SOLOPOS.COM - Panduan Informasi dan Inspirasi

Hanya satu-dua kartu ucapan Natal dan Tahun Baru yang hadir di rumah saya. Biasanya berbarengan dengan parcel. Tidak seperti tahun sebelumnya, akhir-akhir ini wadah saling berucap salam dan selamat itu telah tergantikan. Beberapa tahun lalu ucapan itu masih banyak yang saya terima lewat email.

Kini, hampir semuanya hadir lewat telepon genggam. Yeah, dunia teknologi informasi memang luar biasa cepat bergerak maju, sekalipun perkembangan itu mungkin belum secepat perkembangan di Eropa. Sekitar sepuluh tahun lalu ketika saya berada di Eropa, hampir setiap orang memegangi telepon genggam ke mana-mana. Model telepon genggam mereka tipis-tipis seperti yang belakangan banyak digunakan orang Indonesia. Nah, sepuluh tahun itu pula, telepon genggam di Indonesia masih relatif terbatas.
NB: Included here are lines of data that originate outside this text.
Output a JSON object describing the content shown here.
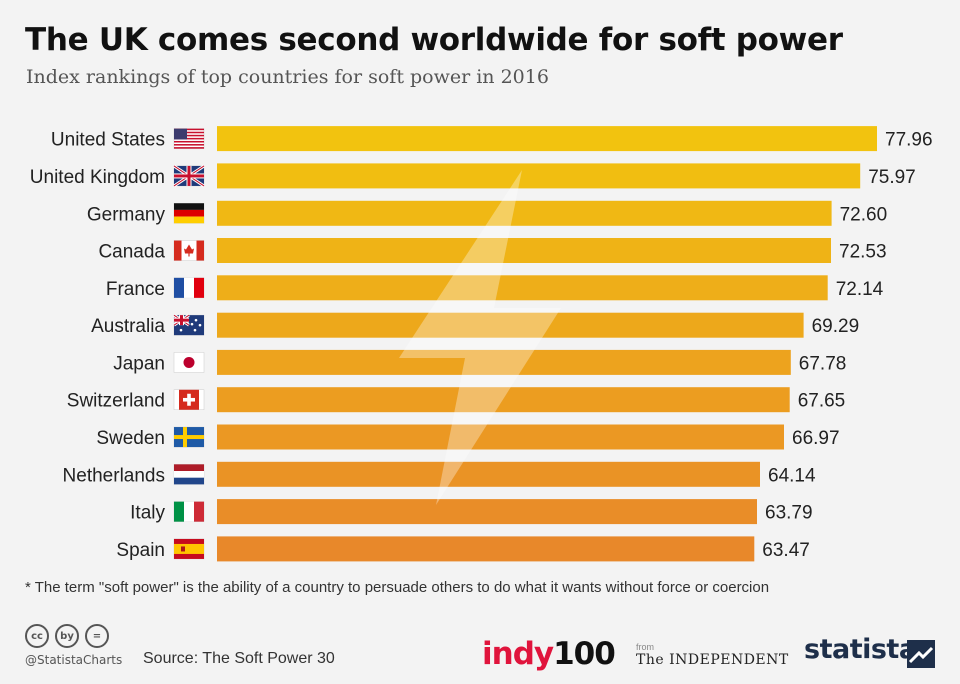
{
  "title": "The UK comes second worldwide for soft power",
  "subtitle": "Index rankings of top countries for soft power in 2016",
  "footnote": "* The term \"soft power\" is the ability of a country to persuade others to do what it wants without force or coercion",
  "footer": {
    "handle": "@StatistaCharts",
    "source": "Source: The Soft Power 30",
    "cc_icons": [
      "cc",
      "by",
      "="
    ],
    "indy_part1": "indy",
    "indy_part2": "100",
    "independent_from": "from",
    "independent": "The INDEPENDENT",
    "statista": "statista"
  },
  "chart_data": {
    "type": "bar",
    "orientation": "horizontal",
    "title": "The UK comes second worldwide for soft power",
    "subtitle": "Index rankings of top countries for soft power in 2016",
    "categories": [
      "United States",
      "United Kingdom",
      "Germany",
      "Canada",
      "France",
      "Australia",
      "Japan",
      "Switzerland",
      "Sweden",
      "Netherlands",
      "Italy",
      "Spain"
    ],
    "values": [
      77.96,
      75.97,
      72.6,
      72.53,
      72.14,
      69.29,
      67.78,
      67.65,
      66.97,
      64.14,
      63.79,
      63.47
    ],
    "value_labels": [
      "77.96",
      "75.97",
      "72.60",
      "72.53",
      "72.14",
      "69.29",
      "67.78",
      "67.65",
      "66.97",
      "64.14",
      "63.79",
      "63.47"
    ],
    "flags": [
      "us",
      "uk",
      "de",
      "ca",
      "fr",
      "au",
      "jp",
      "ch",
      "se",
      "nl",
      "it",
      "es"
    ],
    "colors": {
      "top": "#f2c30f",
      "bottom": "#e8882a"
    },
    "xlim": [
      0,
      77.96
    ],
    "xlabel": "",
    "ylabel": ""
  }
}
Promosi Tragedi Bintaro 1987, Musibah Memilukan yang Memicu Proyek Rel Ganda 2 Dekade

Lazimnya juga, bentuknya masih besar dan tebal, berat-berat lagi. Maka orang Jawa bilang, nggo mbandhem kirik alias untuk melempar anjing. Sepertinya, kala itu warga Eropa juga sudah biasa saling berkirim ucapan salam dan selamat via telepon genggam. Saya tidak tahu persis perkembangan yang terjadi sekarang di Eropa. Yang jelas, kelaziman yang sepuluh tahun lalu berkembang di Eropa, kini baru banyak terjadi di Indonesia.
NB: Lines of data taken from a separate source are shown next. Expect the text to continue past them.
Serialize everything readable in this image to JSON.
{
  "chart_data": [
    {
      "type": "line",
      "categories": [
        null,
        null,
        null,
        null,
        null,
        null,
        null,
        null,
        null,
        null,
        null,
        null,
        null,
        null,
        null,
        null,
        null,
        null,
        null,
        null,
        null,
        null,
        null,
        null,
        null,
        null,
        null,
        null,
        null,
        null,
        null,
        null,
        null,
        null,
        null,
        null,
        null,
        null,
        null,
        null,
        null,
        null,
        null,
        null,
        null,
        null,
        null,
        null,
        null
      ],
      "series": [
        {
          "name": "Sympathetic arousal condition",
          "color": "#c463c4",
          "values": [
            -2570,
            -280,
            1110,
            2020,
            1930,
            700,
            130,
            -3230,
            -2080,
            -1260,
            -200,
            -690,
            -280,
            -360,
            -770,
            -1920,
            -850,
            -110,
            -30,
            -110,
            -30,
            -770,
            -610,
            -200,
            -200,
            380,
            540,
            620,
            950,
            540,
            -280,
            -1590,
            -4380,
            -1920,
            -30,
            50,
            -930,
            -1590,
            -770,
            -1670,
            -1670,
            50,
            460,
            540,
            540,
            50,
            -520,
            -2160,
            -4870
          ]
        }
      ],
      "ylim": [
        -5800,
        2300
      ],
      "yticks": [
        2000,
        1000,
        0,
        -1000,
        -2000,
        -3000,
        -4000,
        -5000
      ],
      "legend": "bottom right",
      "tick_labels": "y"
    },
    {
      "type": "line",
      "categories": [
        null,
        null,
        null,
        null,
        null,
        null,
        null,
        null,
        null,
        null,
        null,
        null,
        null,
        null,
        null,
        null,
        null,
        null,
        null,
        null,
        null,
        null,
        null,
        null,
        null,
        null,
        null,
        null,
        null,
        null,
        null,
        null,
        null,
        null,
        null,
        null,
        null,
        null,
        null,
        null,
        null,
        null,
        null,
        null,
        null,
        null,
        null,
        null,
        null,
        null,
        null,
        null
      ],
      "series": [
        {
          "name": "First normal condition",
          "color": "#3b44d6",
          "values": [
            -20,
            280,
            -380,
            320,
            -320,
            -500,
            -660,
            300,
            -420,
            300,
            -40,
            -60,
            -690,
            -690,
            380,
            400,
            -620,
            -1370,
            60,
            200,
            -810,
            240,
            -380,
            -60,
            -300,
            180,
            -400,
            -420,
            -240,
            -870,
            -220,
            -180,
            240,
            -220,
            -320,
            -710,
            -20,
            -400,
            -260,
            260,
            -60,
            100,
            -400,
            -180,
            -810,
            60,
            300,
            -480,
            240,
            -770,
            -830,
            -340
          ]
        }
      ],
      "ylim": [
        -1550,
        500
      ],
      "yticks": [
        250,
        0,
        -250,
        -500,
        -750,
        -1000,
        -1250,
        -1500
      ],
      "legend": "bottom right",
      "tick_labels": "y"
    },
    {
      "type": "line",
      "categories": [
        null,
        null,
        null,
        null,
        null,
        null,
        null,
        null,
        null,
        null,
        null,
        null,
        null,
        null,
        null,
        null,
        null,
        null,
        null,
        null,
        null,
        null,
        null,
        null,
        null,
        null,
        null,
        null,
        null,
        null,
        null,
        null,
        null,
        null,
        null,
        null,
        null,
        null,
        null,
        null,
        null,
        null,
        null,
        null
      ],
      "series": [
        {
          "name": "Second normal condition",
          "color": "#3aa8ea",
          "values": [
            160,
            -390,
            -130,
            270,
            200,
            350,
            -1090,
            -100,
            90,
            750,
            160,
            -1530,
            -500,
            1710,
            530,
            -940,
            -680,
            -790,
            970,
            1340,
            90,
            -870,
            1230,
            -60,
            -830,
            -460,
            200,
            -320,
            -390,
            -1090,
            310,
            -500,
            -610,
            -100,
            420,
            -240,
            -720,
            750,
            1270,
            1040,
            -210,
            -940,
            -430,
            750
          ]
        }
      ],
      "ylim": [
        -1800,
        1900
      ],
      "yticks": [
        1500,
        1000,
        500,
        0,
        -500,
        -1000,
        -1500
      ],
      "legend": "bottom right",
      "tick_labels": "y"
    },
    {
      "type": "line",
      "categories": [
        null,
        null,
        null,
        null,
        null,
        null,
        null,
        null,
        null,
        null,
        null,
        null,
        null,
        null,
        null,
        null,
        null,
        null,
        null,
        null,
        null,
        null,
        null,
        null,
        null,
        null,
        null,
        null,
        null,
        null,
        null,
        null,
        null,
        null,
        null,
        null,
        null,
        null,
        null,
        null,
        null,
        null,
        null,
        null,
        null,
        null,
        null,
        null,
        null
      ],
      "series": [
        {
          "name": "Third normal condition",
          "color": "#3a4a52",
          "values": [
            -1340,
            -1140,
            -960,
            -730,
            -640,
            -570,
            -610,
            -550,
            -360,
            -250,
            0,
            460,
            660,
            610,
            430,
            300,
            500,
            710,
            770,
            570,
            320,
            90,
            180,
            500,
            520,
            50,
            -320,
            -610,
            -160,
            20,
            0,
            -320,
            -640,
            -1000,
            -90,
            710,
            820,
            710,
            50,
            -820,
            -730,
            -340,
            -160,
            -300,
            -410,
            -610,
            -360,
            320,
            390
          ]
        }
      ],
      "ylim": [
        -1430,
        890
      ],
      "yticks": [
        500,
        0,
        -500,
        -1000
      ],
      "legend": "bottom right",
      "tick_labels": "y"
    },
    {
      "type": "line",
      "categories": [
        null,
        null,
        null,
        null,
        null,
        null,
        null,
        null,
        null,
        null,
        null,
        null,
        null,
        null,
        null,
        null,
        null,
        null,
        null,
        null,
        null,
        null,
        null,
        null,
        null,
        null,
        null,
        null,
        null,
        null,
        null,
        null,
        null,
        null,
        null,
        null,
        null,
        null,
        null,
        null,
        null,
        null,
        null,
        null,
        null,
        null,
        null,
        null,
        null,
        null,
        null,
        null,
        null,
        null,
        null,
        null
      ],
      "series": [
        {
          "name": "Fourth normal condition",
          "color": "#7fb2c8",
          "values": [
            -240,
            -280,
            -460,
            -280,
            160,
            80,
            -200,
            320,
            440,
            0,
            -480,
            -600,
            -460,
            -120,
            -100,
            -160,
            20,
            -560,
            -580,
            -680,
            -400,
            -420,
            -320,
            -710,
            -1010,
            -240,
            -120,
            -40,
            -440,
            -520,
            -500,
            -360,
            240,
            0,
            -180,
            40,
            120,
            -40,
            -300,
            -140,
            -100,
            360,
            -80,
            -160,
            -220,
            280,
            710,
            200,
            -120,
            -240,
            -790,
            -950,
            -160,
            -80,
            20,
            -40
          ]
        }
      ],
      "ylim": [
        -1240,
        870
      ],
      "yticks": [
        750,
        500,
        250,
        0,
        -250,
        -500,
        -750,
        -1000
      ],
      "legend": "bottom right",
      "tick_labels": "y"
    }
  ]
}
Artinya, kemajuan kita, dalam hal-hal tertentu—suka atau tidak suka—harus dikatakan berada di belakang negara maju. Mungkin juga Amerika Serikat dan Australia, serta sebagian negara maju di Asia, perkembangan teknologi mereka pasti jauh lebih awal dibandingkan Indonesia. Mengapa saya mengaitkan geliat teknologi informasi itu dengan aktivitas saling berucap salam dan selamat di seputar Natal dan Tahun Baru ini? Jawabnya, karena ungkapanungkapan fatis yang dulu banyak ditorehkan indah dalam kartu, kini hampir total tergantikan dengan tulisan yang sangat beragam via pesan singkat telepon genggam.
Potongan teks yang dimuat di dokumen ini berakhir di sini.